W wielu miejscach czytam, że rozpoczął się adwent a słowo to oznacza „przyjście”.
No tak, przyjście…
Czyli, że przychodzi jakieś światło, jakaś prawda, jakaś odmiana, a w istocie jakiś Człowiek.
Przychodzi Człowiek prawdziwy, napełniony światłem.
No tak, przychodzi Człowiek, który uwalnia, rozświetla, uzdrawia, uszczęśliwia.
Czy na pewno potrafimy tak przychodzić, żeby uwalniać, uzdrawiać i uszczęśliwiać?

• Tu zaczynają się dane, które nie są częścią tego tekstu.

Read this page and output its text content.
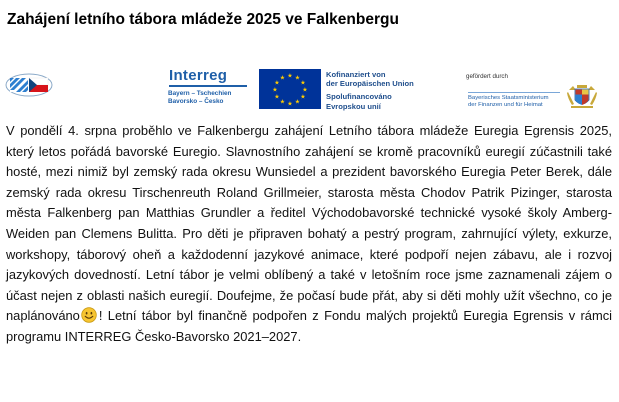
Zahájení letního tábora mládeže 2025 ve Falkenbergu
Interreg
Bayern – Tschechien
Bavorsko – Česko
★ ★
★
★
★
★
★
★
★
★
★
★	Kofinanziert von
der Europäischen Union
Spolufinancováno
Evropskou unií
gefördert durch
Bayerisches Staatsministerium
der Finanzen und für Heimat
V pondělí 4. srpna proběhlo ve Falkenbergu zahájení Letního tábora mládeže Euregia Egrensis 2025, který letos pořádá bavorské Euregio. Slavnostního zahájení se kromě pracovníků euregií zúčastnili také hosté, mezi nimiž byl zemský rada okresu Wunsiedel a prezident bavorského Euregia Peter Berek, dále zemský rada okresu Tirschenreuth Roland Grillmeier, starosta města Chodov Patrik Pizinger, starosta města Falkenberg pan Matthias Grundler a ředitel Východobavorské technické vysoké školy Amberg-Weiden pan Clemens Bulitta. Pro děti je připraven bohatý a pestrý program, zahrnující výlety, exkurze, workshopy, táborový oheň a každodenní jazykové animace, které podpoří nejen zábavu, ale i rozvoj jazykových dovedností. Letní tábor je velmi oblíbený a také v letošním roce jsme zaznamenali zájem o účast nejen z oblasti našich euregií. Doufejme, že počasí bude přát, aby si děti mohly užít všechno, co je naplánováno ! Letní tábor byl finančně podpořen z Fondu malých projektů Euregia Egrensis v rámci programu INTERREG Česko-Bavorsko 2021–2027.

Albo inaczej, czy jesteśmy takim ludźmi, w których przychodzi światło, prawda, odmiana?
Ileż zapętleń, węzłów, więzień, problemów nierozwiązanych ze sobą wnosimy w te domy adwentowe, które tworzymy albo odwiedzamy?
Ileż pozornego szczęścia, radości i wolności tworzy iluzja niezbędnej obecności.
Gdy strach, że sami sobie nie poradzimy; że cisza nas przytłoczy; że samotność stanie się nie do uniesienia decyduje o naszej obecności albo oczekiwaniu na czyjeś przyjście, czy wtedy adwent na pewno ma sens?
Czy miłość wtedy jest wielka, gdy strach jest większy?
Czy w ogóle da się kochać ze strachu?
Tymczasem jakże często wydaje się nam, że kochamy, ale to jest czysta bezradność. Tworzymy wtedy iluzję miłości za coś albo z powodu czegoś. Kochamy, ponieważ boimy się, że pozostaniemy sami, bezradni, zrozpaczeni, niezdolni do życia.
Adwent jest przyjściem Człowieka, ponieważ jest czasem uwalniającej miłości. Miłości nie z powodu czegoś albo za coś. Miłości rozświetlonej, bezwarunkowej, która nie tworzy węzłów, zapętleń, więzień, problemów nie do rozwiązania. Dlatego adwentowe przychodzenie w rzeczywistości jest okazją, aby szczerze sobie powiedzieć, że:
– jeśli Cię nie uspokajam i nie wyciszam, nie jestem dla ciebie;
– jeśli nie czujesz się ze mną bezpieczna/y i szczęśliwa/y, nie jestem Ci potrzebny;
– jeśli Cię nie inspiruję, dlaczego podtrzymujesz relację?
– jeśli moje myśli nie zmuszają Cię do nowych przemyśleń, nie zawracaj sobie mną głowy;
– jeśli moja pasja Cię nie porusza, lepiej szukaj swojej;
– jeśli moja obecność nie pomaga Ci się rozwijać, moja nieobecność zrobi to lepiej;
– jeśli moja miłość nie otwiera Twojego serca inna miłość znajdzie do niego klucz.
Adwentowe przychodzenie nie oznacza zasiedzenia i zadomowienia, więc nie zatrzymuj się nawet po to, aby spojrzeć za siebie, bo staniesz się martwą pamiątką siebie z dawnych lat.
Akceptuj, wybaczaj, odpuszczaj i wypuszczaj, ufając swojej drodze. Bądź cichą obecnością, która przynosi i obdarowuje ponieważ kocha, a nie dlatego, że się boi.